Consider the viscous Burgers equation on the torus $\mathbb{T} = \mathbb{R}/(2\pi\mathbb{Z})$, with $\nu > 0$ and $f$, $u_0$ in $L^{2}(\mathbb{T})$ which are assumed to be time-independent and mean-zero. Specifically we consider:
$$u_{t} + uu_{x} = \nu u_{xx} + f$$ $$u(0, x) = u_{0}(x)$$
with $t$ in $(0, \infty)$ and $x$ in $\mathbb{T}$.
We want to show that the energy $\|u\|_{L^{2}(T)}^{2}$ is uniformly bounded in time for any $t$.
Work so far:
My work so far only gives a weaker bound, for $t$ in $[0, T]$ and not general $t$:
by multiplying the PDE by u and integrating over $\mathbb{T}$, we get:
$$\int_{\mathbb{T}}u_{t}u\,dx + \int_{\mathbb{T}}u^{2}u_{x}\,dx = \nu \int_{\mathbb{T}} u u_{xx}\,dx + \int_{\mathbb{T}}uf\,dx$$
We have the first term is $\frac{1}{2}\|u\|_{L^2}^{2}$. For the second term we get zero by using integration by parts. The third term is $-\nu\int_{\mathbb{T}}u_{x}u_{x}\,x = -\nu \int_{\mathbb{T}}(u_{x})^{2}\,dx$.

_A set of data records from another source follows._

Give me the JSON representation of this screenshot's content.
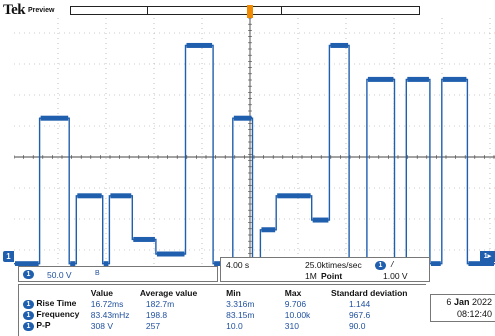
{
  "header": {
    "brand": "Tek",
    "mode": "Preview"
  },
  "channel1": {
    "marker": "1",
    "scale": "50.0 V",
    "coupling_symbol": "B",
    "right_marker": "1▸"
  },
  "timebase": {
    "scale": "4.00 s",
    "sample_rate": "25.0ktimes/sec",
    "record_length": "1M",
    "record_length_label": "Point",
    "trigger_source": "1",
    "trigger_slope_symbol": "/",
    "trigger_level": "1.00 V"
  },
  "waveform": {
    "color": "#1f5fae",
    "levels_divisions": [
      -2.2,
      0.8,
      -0.8,
      -1.7,
      -2.0,
      2.3,
      0.8,
      -1.5,
      0.0,
      2.3,
      1.6,
      1.6,
      1.6,
      -2.2
    ],
    "segments": [
      {
        "t0": 0.0,
        "t1": 0.65,
        "v": -2.2
      },
      {
        "t0": 0.65,
        "t1": 1.4,
        "v": 0.8
      },
      {
        "t0": 1.4,
        "t1": 1.58,
        "v": -2.2
      },
      {
        "t0": 1.58,
        "t1": 2.25,
        "v": -0.8
      },
      {
        "t0": 2.25,
        "t1": 2.42,
        "v": -2.2
      },
      {
        "t0": 2.42,
        "t1": 3.0,
        "v": -0.8
      },
      {
        "t0": 3.0,
        "t1": 3.6,
        "v": -1.7
      },
      {
        "t0": 3.6,
        "t1": 4.35,
        "v": -2.0
      },
      {
        "t0": 4.35,
        "t1": 5.05,
        "v": 2.3
      },
      {
        "t0": 5.05,
        "t1": 5.55,
        "v": -2.2
      },
      {
        "t0": 5.55,
        "t1": 6.05,
        "v": 0.8
      },
      {
        "t0": 6.05,
        "t1": 6.25,
        "v": -2.2
      },
      {
        "t0": 6.25,
        "t1": 6.65,
        "v": -1.5
      },
      {
        "t0": 6.65,
        "t1": 7.55,
        "v": -0.8
      },
      {
        "t0": 7.55,
        "t1": 8.0,
        "v": -1.3
      },
      {
        "t0": 8.0,
        "t1": 8.5,
        "v": 2.3
      },
      {
        "t0": 8.5,
        "t1": 8.95,
        "v": -2.2
      },
      {
        "t0": 8.95,
        "t1": 9.65,
        "v": 1.6
      },
      {
        "t0": 9.65,
        "t1": 9.95,
        "v": -2.2
      },
      {
        "t0": 9.95,
        "t1": 10.55,
        "v": 1.6
      },
      {
        "t0": 10.55,
        "t1": 10.85,
        "v": -2.2
      },
      {
        "t0": 10.85,
        "t1": 11.5,
        "v": 1.6
      },
      {
        "t0": 11.5,
        "t1": 12.2,
        "v": -2.2
      }
    ]
  },
  "measurements": {
    "headers": [
      "",
      "Value",
      "Average value",
      "Min",
      "Max",
      "Standard deviation"
    ],
    "rows": [
      {
        "badge": "1",
        "label": "Rise Time",
        "value": "16.72ms",
        "avg": "182.7m",
        "min": "3.316m",
        "max": "9.706",
        "std": "1.144"
      },
      {
        "badge": "1",
        "label": "Frequency",
        "value": "83.43mHz",
        "avg": "198.8",
        "min": "83.15m",
        "max": "10.00k",
        "std": "967.6"
      },
      {
        "badge": "1",
        "label": "P-P",
        "value": "308 V",
        "avg": "257",
        "min": "10.0",
        "max": "310",
        "std": "90.0"
      }
    ]
  },
  "datetime": {
    "day": "6",
    "month": "Jan",
    "year": "2022",
    "time": "08:12:40"
  }
}
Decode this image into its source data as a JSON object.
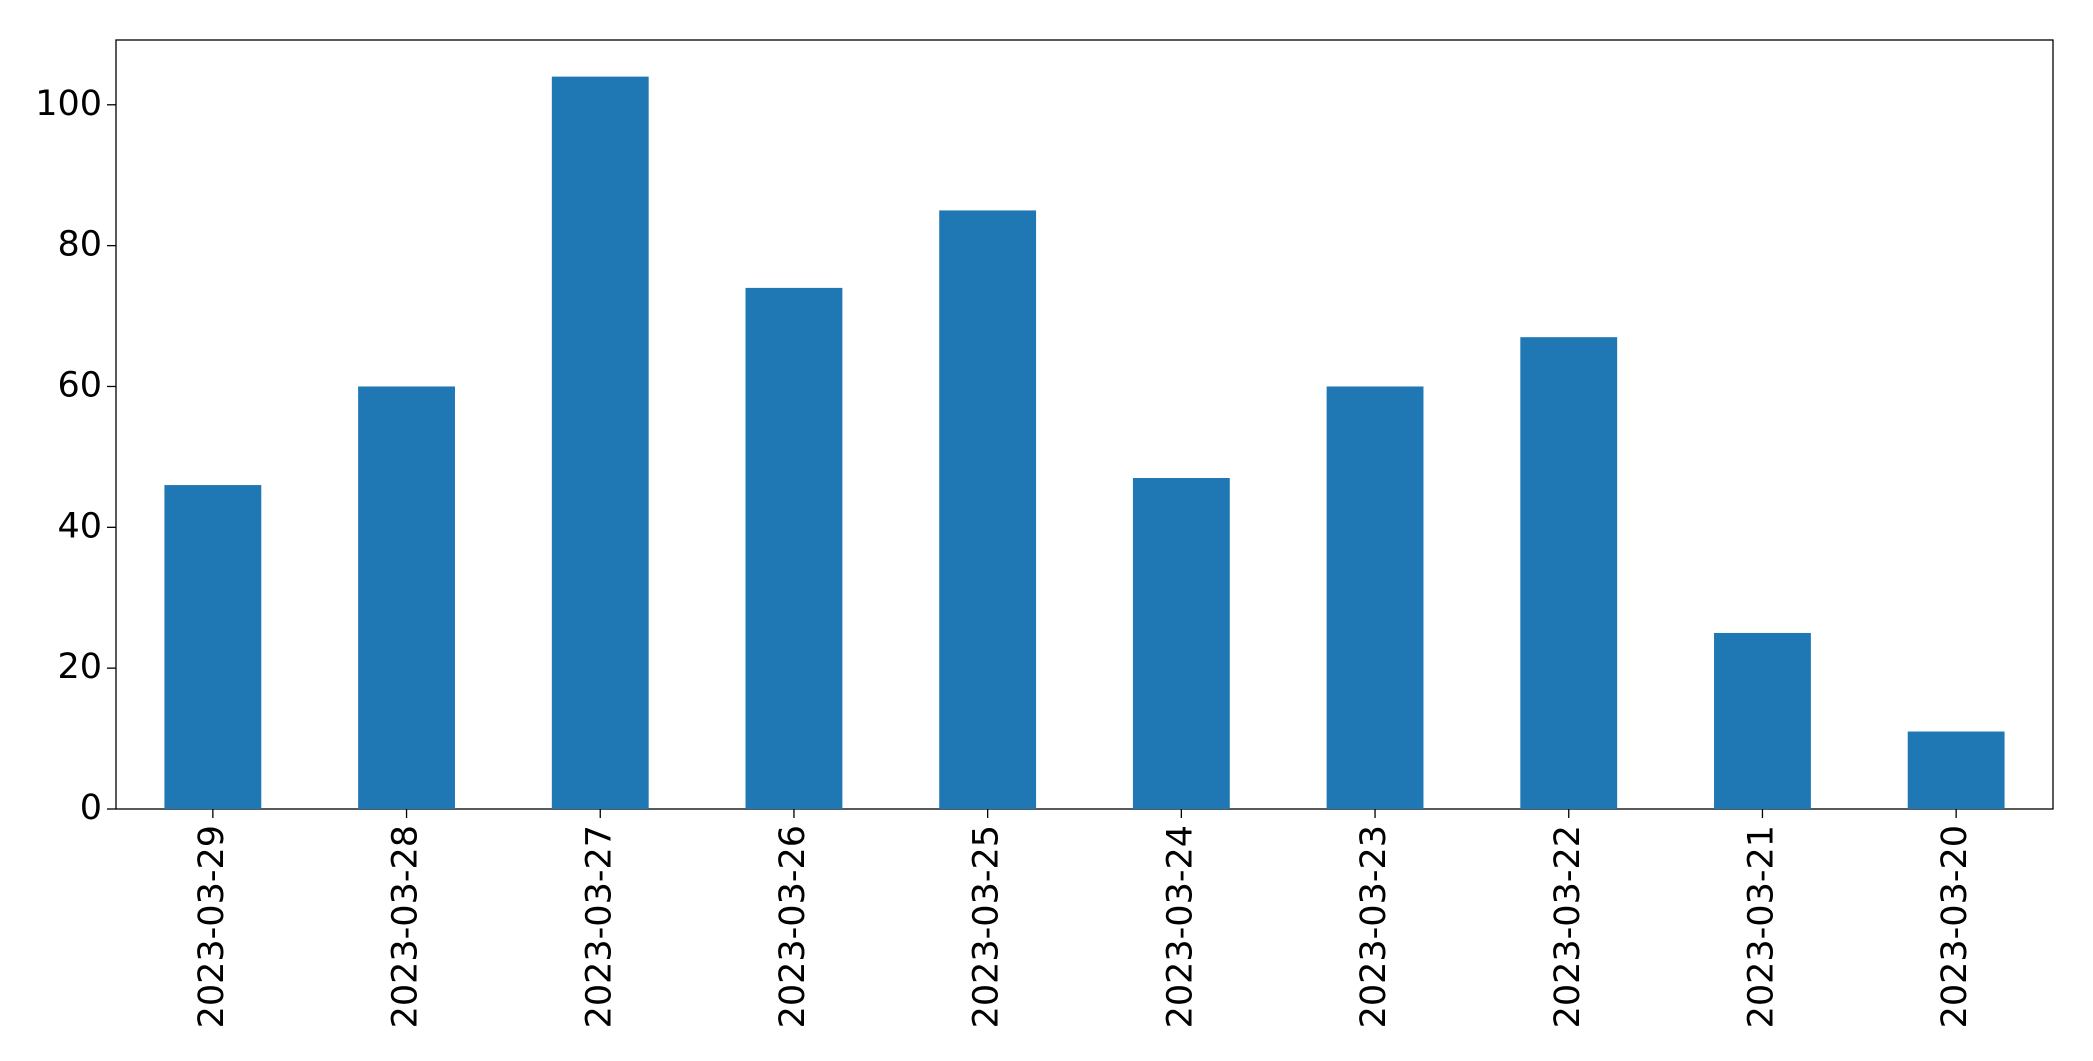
{
  "chart_data": {
    "type": "bar",
    "categories": [
      "2023-03-29",
      "2023-03-28",
      "2023-03-27",
      "2023-03-26",
      "2023-03-25",
      "2023-03-24",
      "2023-03-23",
      "2023-03-22",
      "2023-03-21",
      "2023-03-20"
    ],
    "values": [
      46,
      60,
      104,
      74,
      85,
      47,
      60,
      67,
      25,
      11
    ],
    "color": "#1f77b4",
    "ylim": [
      0,
      109.2
    ],
    "yticks": [
      0,
      20,
      40,
      60,
      80,
      100
    ],
    "grid": false
  }
}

Then we consider $\int_{\mathbb{T}}uf\,dx$, and since $f$ is time-independent, we have:
$\|uf\|_{L^2} \leq \|u\|_{L^2} \|f\|_{L^2} = C\|u\|_{L^2}$
for some constant $C$
Then in total we have:
$$\frac{1}{2}\frac{d}{dt}\|u\|_{L^2}^{2} \leq -\nu \int_{\mathbb{T}}(u_{x})^{2}\,dx + C\|u\|_{L^2} \leq C\|u\|_{L^2}$$
Then we consider the differential form of Gronwall's inequality, which is that $u_t \leq \alpha(t)u(t) + \beta(t)$, and then for all $t \geq 0$, $u(t) \leq u(0)e^{\int_{0}^{t}\alpha(s)\,ds} + \int_{0}^{f}\beta(s)e^{\int_{s}^{t}\alpha(u)\,dx}\,ds$.
Then if we set $\alpha = 0$, $\beta = C\|u\|_{L^2}$, we should get a bound for any $t$ in $[0, T]$. But this still doesn't give a uniform bound for all $t$ in $(0, \infty)$.